The full order hearing provides this process with a cloak of constitutionality in that it is the theatrical point at which a citizen is afforded his "due process." However, as any experienced lawyer will tell you, the cold reality is that in the vast majority of courts, the hearing is summary in nature, with a presumption against the defendant. The good legislative intentions and the vigilance of constitutional theory are of little assistance to the accused, as he stands in a crowded courtroom in rural Missouri before a judge determined to err on the side of caution. Despite law to the contrary, the reality is that ex parte orders and full orders of protection are casually granted to women in many, if not most, courtrooms across America.
With that in mind, any dad choosing to reside in the marital home with his wife while a case is pending assumes some risk. Naturally, the degree of risk varies from case to case. I probably do not need to tell you that having an order of protection issued against you does not help your custody case. Furthermore, in many jurisdictions, it is held against you by statute in matters affecting custody.
In summary, when weighing the option of trying to stay in the marital home, you have to perform a balancing act. On the one hand, consider the opportunities it affords you to continue parenting during the pendency of the case (as discussed above). On the other hand, consider the risk associated with that strategy, as well as your accompanying misery index.

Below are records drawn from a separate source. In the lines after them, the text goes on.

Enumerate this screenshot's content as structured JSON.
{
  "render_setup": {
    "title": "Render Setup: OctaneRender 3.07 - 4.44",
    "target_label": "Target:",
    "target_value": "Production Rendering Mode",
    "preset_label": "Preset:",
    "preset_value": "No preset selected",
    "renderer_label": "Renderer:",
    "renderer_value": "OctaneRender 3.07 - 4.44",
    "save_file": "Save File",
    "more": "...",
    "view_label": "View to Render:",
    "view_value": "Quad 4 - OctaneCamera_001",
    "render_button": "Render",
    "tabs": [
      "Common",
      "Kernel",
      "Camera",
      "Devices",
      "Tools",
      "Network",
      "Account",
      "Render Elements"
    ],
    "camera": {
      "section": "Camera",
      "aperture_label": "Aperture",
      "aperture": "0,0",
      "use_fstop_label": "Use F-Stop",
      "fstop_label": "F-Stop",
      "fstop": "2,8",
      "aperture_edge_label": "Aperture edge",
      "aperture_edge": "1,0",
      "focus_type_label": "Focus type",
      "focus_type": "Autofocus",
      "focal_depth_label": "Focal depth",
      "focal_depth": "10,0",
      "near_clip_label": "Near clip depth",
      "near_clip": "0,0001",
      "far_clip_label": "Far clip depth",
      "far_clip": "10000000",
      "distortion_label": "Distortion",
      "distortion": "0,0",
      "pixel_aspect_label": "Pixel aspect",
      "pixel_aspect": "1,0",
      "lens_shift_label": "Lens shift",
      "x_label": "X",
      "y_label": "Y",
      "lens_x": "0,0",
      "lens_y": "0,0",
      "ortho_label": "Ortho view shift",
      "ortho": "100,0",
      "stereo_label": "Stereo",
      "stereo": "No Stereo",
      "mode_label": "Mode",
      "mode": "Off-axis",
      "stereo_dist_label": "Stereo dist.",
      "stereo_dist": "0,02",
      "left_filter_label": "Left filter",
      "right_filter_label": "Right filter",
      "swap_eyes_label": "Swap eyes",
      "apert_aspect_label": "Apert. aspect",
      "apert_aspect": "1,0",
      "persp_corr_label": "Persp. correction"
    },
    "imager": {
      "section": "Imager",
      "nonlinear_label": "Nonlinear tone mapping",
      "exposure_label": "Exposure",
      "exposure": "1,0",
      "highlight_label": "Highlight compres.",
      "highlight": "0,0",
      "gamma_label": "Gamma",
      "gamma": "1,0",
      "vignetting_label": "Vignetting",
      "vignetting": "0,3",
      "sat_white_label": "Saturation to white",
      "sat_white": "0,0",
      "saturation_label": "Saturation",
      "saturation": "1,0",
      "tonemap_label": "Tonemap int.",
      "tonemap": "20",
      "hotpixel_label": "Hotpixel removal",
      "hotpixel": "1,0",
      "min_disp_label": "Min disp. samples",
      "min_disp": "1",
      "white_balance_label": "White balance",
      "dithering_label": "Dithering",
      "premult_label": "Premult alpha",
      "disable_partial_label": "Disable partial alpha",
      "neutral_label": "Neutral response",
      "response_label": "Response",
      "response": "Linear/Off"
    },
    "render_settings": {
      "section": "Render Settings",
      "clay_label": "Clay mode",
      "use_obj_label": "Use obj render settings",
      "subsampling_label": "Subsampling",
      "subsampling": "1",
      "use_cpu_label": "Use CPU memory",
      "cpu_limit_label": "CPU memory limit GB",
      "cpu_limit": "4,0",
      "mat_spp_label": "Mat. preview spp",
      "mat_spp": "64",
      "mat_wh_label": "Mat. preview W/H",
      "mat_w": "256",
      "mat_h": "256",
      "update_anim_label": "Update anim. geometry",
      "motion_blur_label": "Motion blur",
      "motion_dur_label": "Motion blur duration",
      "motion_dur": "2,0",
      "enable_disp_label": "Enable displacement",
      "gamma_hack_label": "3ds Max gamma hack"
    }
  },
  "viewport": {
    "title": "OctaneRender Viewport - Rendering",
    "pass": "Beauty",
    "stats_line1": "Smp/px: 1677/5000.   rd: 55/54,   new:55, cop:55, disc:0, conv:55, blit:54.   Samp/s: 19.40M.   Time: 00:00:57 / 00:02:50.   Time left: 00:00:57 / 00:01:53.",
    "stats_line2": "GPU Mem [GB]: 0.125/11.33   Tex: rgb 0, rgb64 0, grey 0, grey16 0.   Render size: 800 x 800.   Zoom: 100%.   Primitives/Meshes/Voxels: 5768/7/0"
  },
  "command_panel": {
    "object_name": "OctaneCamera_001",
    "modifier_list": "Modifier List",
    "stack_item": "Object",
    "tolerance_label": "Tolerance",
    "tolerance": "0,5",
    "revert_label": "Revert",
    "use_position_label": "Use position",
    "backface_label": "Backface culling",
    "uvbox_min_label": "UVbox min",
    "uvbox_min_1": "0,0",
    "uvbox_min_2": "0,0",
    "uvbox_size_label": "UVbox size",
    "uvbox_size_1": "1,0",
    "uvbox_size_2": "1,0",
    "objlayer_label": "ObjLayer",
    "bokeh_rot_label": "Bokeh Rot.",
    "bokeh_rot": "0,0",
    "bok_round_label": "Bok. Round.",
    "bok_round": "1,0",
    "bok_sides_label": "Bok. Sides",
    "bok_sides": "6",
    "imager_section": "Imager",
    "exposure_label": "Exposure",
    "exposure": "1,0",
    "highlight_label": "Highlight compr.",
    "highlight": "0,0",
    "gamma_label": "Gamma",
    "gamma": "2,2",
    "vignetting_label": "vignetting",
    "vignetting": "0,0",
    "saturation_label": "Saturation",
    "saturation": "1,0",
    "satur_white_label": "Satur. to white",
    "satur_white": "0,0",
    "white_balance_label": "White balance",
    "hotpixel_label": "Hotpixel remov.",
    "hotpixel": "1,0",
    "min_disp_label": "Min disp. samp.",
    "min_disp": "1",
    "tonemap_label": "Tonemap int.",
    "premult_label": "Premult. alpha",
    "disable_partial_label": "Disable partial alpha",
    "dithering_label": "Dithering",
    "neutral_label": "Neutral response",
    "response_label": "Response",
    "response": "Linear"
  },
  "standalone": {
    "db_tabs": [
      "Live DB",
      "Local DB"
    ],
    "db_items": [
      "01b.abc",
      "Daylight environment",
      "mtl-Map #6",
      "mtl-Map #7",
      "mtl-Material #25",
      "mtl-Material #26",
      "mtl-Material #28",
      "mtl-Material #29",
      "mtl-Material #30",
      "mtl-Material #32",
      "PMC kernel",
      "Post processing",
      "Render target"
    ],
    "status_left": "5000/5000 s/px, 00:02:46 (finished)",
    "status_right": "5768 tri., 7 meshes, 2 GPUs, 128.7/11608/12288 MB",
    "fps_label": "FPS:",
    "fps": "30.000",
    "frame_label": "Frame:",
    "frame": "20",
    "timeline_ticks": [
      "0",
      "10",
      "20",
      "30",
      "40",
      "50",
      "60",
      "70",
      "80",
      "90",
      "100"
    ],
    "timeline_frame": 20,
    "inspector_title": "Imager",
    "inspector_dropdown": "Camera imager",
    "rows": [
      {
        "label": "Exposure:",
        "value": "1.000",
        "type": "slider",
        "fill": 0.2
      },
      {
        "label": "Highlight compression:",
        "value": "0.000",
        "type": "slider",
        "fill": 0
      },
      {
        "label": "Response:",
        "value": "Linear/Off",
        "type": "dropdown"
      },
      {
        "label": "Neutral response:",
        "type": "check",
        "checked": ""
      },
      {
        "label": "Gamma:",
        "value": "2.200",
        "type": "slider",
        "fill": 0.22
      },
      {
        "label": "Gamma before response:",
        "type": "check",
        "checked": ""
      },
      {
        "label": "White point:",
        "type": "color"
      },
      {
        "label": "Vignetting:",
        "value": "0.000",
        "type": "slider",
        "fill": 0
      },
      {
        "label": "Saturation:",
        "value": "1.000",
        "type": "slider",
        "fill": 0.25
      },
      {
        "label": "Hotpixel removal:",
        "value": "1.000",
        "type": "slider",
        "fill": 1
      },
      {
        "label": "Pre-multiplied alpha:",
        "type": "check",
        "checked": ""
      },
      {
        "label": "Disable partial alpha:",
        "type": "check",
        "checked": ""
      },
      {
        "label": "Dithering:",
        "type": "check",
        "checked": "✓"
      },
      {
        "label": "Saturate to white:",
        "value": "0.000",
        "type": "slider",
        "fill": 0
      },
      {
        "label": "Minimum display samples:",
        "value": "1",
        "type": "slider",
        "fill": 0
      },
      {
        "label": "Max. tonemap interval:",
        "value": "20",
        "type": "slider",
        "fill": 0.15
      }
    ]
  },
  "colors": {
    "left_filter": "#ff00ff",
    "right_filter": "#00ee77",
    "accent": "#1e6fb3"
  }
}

If you opt to attempt to stay in the home with your wife, you must walk on eggshells, bite your lip when baited, and refuse to be drawn into any confrontation. This is easier said than done. I cannot count the number of occasions that clients have vowed to me that they would not be drawn into direct conflict and yet have been. Grand strategy dims in the heat of an argument at 1:00 a.m. Saturday morning. I hear about it when I get to the office Monday morning, and immediately, my client is on the defensive.
If you think you are significantly vulnerable to such manipulation and/or fabrication, I recommend that you consider a strategic retreat. It may make more sense to move from the house voluntarily, taking what property you want and yet aggressively continuing to parent.
From a more panoramic perspective, consider whether a delay in filing your petition is to your benefit or detriment. This, of course, assumes that your wife has not already filed and that you do not anticipate her filing soon. In considering a delay in filing, you have to consider your and your wife's relative positions given the criteria discussed earlier. Then, consider whether an additional 6 months, for example, would enable you to improve your relative position as a parent, or on the other hand, whether time is your enemy irrespective of your interim efforts. It is possible that a delay could provide a period during which you are aware of what lies around the corner while your wife is not, which may afford you an opportunity to solidify your position as the primary nurturer, as well as to gather information and evidence. Obviously these opportunities do not exist to the same extent once your wife has been served with a summons. Typically, she will quickly circle the wagons and prepare for battle.